Some people rightly raise the question as to what happened to the continuity of the Caliphate given this predicament. Especially in the context of the oft-repeated comment that “the Caliphate continued for almost 1.5 millennia”, this notion is worth exploring with an inquisitive lens.
It is worth noting in this regard the following hadith. Ibn Habban and Ibn Majah narrated from Ibn ‘Abbas:
The Messenger of Allah ﷺ said, ‘Allah has forgiven my Ummah for their mistakes and forgetfulness and that which they were compelled to do.’
The Sultans (leaders) of certain regions, who were responsible for their own Wilayahs and who would run these almost independently of the Khalifah, were not of Qureyshi descent. This meant they couldn’t be Caliphs according to the prevailing juristic opinion at that time. While this is not the only opinion on the issue (and indeed Hizb ut-Tahrir adopts a different opinion) it was the one that was adopted at the time. Specifically, and of relevant note here, the rulers of Egypt were Berbers.
Nonetheless, and after 2-3 years of Muslims being ruled by the Mongols, Sultan Saiful Deen Al Qutuz of Egypt (the 4th Sultan of the Berbers that ruled Egypt) won a decisive victory against the Mongols at the Battle of Ain Jaloot in 1260 and halted their advance.
Following this, members of the Abbasid family were released from prison in Baghdad, among whom was the son of the previous Abbasid Caliph Az-Zahir. He then fled to Cairo where he presented himself to the ruling Berbers. The Chief Qadi (judge) in Cairo verified that he was from the ruling Abbasid family (and thus a Qureyshi) and the Berbers gave him the bay’ah in 1261. Ulema such as the great Imam ‘Izz Al Deen Ibn Abdul Salam also gave their pledge to Mustansir Billah.
In analysing this situation, it is clear that Muslims of the time found themselves in an emergency and one in which they were compelled with regards to the political situation that prevailed over them.
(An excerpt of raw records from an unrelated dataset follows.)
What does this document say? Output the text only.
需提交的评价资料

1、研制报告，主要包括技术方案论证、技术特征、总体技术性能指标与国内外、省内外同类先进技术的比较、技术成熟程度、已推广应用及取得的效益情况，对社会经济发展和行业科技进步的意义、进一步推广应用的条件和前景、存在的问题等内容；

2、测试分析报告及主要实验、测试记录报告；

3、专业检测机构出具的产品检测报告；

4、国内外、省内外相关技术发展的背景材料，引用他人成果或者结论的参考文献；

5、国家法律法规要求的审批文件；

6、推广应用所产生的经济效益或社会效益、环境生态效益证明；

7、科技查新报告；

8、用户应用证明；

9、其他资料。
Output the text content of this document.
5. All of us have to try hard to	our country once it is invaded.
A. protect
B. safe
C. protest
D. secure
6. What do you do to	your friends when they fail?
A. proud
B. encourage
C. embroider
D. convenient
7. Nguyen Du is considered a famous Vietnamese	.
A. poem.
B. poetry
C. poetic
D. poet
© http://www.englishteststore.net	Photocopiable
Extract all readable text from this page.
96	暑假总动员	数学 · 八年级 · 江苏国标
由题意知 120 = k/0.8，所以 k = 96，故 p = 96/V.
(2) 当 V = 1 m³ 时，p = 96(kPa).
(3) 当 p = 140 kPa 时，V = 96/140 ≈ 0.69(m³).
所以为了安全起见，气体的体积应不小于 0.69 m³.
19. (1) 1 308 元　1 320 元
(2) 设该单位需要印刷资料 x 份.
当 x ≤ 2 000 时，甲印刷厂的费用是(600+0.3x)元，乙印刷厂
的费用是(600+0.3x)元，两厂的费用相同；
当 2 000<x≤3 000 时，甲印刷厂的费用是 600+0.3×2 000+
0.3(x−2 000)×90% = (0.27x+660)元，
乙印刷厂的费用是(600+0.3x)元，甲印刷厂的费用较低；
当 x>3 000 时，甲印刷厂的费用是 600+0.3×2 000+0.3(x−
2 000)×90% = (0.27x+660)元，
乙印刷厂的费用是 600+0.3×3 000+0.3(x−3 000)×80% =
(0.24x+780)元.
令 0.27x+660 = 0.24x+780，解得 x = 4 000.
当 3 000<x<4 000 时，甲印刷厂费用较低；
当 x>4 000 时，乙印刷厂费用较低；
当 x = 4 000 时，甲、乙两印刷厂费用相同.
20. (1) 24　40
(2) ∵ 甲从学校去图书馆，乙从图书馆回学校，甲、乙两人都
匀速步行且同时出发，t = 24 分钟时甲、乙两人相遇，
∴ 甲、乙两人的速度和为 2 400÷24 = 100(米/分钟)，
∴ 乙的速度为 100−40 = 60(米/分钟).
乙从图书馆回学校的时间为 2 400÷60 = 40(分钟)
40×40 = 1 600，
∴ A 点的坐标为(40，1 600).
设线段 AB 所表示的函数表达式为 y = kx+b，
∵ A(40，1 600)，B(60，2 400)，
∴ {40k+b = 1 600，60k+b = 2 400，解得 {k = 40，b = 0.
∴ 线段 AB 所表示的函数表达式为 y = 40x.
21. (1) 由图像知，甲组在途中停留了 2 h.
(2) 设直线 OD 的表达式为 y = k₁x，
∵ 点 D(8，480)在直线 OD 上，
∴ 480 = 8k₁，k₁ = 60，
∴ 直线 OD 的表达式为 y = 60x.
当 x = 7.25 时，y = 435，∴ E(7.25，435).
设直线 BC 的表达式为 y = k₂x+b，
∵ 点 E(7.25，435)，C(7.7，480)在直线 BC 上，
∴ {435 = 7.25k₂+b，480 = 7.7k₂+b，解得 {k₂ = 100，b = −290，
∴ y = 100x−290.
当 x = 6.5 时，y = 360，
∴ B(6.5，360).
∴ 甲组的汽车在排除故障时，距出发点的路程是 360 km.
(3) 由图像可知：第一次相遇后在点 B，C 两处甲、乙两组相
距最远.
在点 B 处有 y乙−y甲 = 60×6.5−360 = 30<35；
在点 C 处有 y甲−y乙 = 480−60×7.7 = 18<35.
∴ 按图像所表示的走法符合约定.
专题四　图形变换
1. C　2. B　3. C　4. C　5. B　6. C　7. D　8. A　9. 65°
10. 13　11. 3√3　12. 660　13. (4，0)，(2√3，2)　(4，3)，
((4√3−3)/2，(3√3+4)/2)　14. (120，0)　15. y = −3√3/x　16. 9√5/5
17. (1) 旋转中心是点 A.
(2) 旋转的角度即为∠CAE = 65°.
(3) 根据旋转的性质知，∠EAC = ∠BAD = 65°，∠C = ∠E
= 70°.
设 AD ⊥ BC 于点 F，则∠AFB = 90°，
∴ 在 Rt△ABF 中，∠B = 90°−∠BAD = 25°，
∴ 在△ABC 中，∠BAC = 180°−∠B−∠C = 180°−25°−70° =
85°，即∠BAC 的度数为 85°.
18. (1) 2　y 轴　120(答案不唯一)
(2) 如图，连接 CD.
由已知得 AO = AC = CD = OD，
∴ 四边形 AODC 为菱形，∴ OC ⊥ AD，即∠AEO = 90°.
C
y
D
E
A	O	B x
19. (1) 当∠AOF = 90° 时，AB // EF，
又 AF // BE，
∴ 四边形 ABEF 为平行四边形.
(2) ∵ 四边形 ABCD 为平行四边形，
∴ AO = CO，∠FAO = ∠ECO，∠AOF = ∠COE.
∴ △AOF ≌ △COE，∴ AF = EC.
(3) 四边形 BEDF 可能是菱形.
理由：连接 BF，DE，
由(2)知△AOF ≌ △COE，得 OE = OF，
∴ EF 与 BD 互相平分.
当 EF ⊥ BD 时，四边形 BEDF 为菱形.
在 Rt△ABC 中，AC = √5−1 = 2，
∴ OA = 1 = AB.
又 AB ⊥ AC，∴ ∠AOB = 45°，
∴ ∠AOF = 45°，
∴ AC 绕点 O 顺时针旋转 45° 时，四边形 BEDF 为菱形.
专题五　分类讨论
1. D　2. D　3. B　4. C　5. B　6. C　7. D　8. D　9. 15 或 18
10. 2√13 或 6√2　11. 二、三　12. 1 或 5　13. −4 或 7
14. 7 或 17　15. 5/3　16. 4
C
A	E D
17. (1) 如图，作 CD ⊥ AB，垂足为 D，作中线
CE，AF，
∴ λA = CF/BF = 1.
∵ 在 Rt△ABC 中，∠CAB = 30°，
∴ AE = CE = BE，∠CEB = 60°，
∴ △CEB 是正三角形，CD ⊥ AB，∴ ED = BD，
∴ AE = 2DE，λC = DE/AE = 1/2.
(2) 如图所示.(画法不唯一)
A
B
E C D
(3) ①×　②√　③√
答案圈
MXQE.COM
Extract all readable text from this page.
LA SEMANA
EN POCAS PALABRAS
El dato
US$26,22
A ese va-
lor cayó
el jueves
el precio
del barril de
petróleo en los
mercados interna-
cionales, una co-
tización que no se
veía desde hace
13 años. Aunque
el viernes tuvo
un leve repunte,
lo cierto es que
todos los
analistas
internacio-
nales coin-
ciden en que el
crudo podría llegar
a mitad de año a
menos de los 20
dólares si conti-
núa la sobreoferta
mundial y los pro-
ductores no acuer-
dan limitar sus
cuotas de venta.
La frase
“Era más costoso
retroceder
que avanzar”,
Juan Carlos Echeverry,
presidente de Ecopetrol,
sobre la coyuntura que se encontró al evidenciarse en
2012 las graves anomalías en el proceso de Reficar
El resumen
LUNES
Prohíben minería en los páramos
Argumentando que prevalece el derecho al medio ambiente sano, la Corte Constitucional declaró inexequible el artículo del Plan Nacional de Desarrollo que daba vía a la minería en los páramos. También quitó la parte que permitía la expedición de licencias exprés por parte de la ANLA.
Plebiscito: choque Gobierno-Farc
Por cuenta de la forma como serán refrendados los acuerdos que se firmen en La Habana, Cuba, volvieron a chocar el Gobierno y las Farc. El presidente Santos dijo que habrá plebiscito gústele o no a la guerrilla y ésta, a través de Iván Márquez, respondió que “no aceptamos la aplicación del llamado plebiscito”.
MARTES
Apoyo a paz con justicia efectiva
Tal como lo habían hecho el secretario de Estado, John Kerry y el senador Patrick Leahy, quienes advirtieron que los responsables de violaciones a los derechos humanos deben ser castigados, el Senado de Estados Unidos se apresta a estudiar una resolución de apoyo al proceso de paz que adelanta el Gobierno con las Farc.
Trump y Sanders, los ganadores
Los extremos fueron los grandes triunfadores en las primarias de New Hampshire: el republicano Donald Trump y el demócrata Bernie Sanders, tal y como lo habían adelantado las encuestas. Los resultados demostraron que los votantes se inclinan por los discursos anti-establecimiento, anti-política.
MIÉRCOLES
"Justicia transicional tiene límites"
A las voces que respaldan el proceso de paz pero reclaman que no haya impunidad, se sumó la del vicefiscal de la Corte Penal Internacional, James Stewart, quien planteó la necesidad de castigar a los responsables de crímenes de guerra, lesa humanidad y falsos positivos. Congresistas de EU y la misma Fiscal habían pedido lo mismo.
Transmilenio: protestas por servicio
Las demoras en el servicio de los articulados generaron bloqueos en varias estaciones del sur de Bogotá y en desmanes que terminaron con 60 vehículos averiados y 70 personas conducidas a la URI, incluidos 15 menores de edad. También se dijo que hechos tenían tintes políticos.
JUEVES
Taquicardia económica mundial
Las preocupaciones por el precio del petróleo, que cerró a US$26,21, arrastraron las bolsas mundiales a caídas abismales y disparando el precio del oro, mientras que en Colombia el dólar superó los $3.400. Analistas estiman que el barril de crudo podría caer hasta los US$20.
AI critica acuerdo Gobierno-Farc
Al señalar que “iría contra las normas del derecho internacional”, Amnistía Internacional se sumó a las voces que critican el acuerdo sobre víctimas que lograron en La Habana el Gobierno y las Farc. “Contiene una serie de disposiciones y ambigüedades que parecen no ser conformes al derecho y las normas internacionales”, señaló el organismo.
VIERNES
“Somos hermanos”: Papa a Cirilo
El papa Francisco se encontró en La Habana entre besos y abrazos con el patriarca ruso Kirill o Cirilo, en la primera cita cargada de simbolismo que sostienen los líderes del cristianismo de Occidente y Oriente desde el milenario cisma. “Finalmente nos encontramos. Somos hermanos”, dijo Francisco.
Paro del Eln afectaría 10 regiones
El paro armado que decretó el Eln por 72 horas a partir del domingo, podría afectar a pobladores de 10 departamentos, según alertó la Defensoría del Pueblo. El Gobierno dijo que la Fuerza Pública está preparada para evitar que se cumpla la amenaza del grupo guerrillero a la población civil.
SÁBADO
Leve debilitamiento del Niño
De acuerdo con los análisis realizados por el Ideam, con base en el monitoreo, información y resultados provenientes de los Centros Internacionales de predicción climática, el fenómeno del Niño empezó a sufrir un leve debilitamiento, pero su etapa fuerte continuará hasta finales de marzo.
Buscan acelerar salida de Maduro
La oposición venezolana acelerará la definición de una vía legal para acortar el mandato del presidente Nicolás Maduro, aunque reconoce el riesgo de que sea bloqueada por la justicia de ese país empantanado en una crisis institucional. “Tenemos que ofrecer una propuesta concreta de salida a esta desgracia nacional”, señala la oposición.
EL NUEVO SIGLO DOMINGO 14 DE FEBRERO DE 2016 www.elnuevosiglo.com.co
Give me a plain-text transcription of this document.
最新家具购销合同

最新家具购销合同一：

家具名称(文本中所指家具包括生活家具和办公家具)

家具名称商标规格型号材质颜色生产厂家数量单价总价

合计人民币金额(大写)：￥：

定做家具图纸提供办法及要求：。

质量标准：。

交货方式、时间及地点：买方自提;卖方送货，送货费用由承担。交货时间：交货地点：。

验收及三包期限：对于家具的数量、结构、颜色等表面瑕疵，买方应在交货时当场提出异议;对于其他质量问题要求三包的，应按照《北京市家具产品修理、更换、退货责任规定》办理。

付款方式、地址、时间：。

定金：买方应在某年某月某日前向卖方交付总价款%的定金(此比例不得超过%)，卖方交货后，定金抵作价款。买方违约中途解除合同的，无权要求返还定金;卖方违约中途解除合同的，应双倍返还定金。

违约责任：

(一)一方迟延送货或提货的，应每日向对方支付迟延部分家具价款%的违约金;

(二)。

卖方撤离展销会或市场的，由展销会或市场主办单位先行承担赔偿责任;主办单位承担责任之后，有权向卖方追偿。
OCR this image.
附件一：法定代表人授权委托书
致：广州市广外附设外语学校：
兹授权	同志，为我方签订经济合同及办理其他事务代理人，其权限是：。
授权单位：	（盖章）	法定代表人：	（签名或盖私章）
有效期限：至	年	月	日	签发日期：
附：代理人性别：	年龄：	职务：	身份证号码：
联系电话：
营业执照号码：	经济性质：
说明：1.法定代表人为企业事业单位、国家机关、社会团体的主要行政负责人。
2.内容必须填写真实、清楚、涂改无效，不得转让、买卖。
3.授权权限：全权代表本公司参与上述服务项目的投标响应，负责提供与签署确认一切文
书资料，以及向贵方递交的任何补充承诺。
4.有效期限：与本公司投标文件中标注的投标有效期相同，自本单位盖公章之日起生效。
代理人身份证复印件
In this context, there can be no “blame” in the strict sense attributed to either the public or influentials of the time. The devastation of the Mongol invasion, known for its ferocity, also created a panic that the ummah has seldom known – the predictions that the Day of Judgement were nigh were widespread due to the sheer terror that people were confronted with and the wanton brutality of the Mongol invaders.
The situation where a period of time passed without a Caliph being legitimately contracted by the ummah was not without precedent. According to strong scholarly opinions (though not necessarily a unanimous view), the period of Yazid’s rule 6 centuries earlier was one in which the bay’ah had not been validly contracted, meaning that the ummah was without a validly contracted Caliph for almost 4 years. Yet there, given the pressure under which this bay’ah was possibly effected and with the difficulty of the prevalent political situation, it is impossible to exact blame upon influentials or the ummah. As such, the lack of a validly contracted Caliph (according to that particular opinion) falls under the ambit of compulsion which the ummah faced at the time.
The situation that faced the Muslims at the time of the Mongol invasion was not dissimilar in regard to the compelling situation that confronted the ummah earlier.
However, the key point to note is that the lack of a contracted Caliph was not by design, neglect or anything similar; it was rather the result of a peculiar political reality forced upon the Muslims of the time by an unprecedented invasion.
Notably, while the Caliph as a leader was not validly contracted, the major components of what was the Caliphate still existed and continued to operate, including judges throughout the areas, the existence of provinces ruled by various Sultans (as mentioned above), and so forth.
Genghis Khan’s grandson Berke Khan had earlier converted to Islam in 1252, several years prior to the invasion. He was outraged at Hulagu attacking Baghdad and he pursued and defeated Hulagu in 1263. Eventually, large segments of the Mongols (or Tatars as they are also known) came to accept Islam.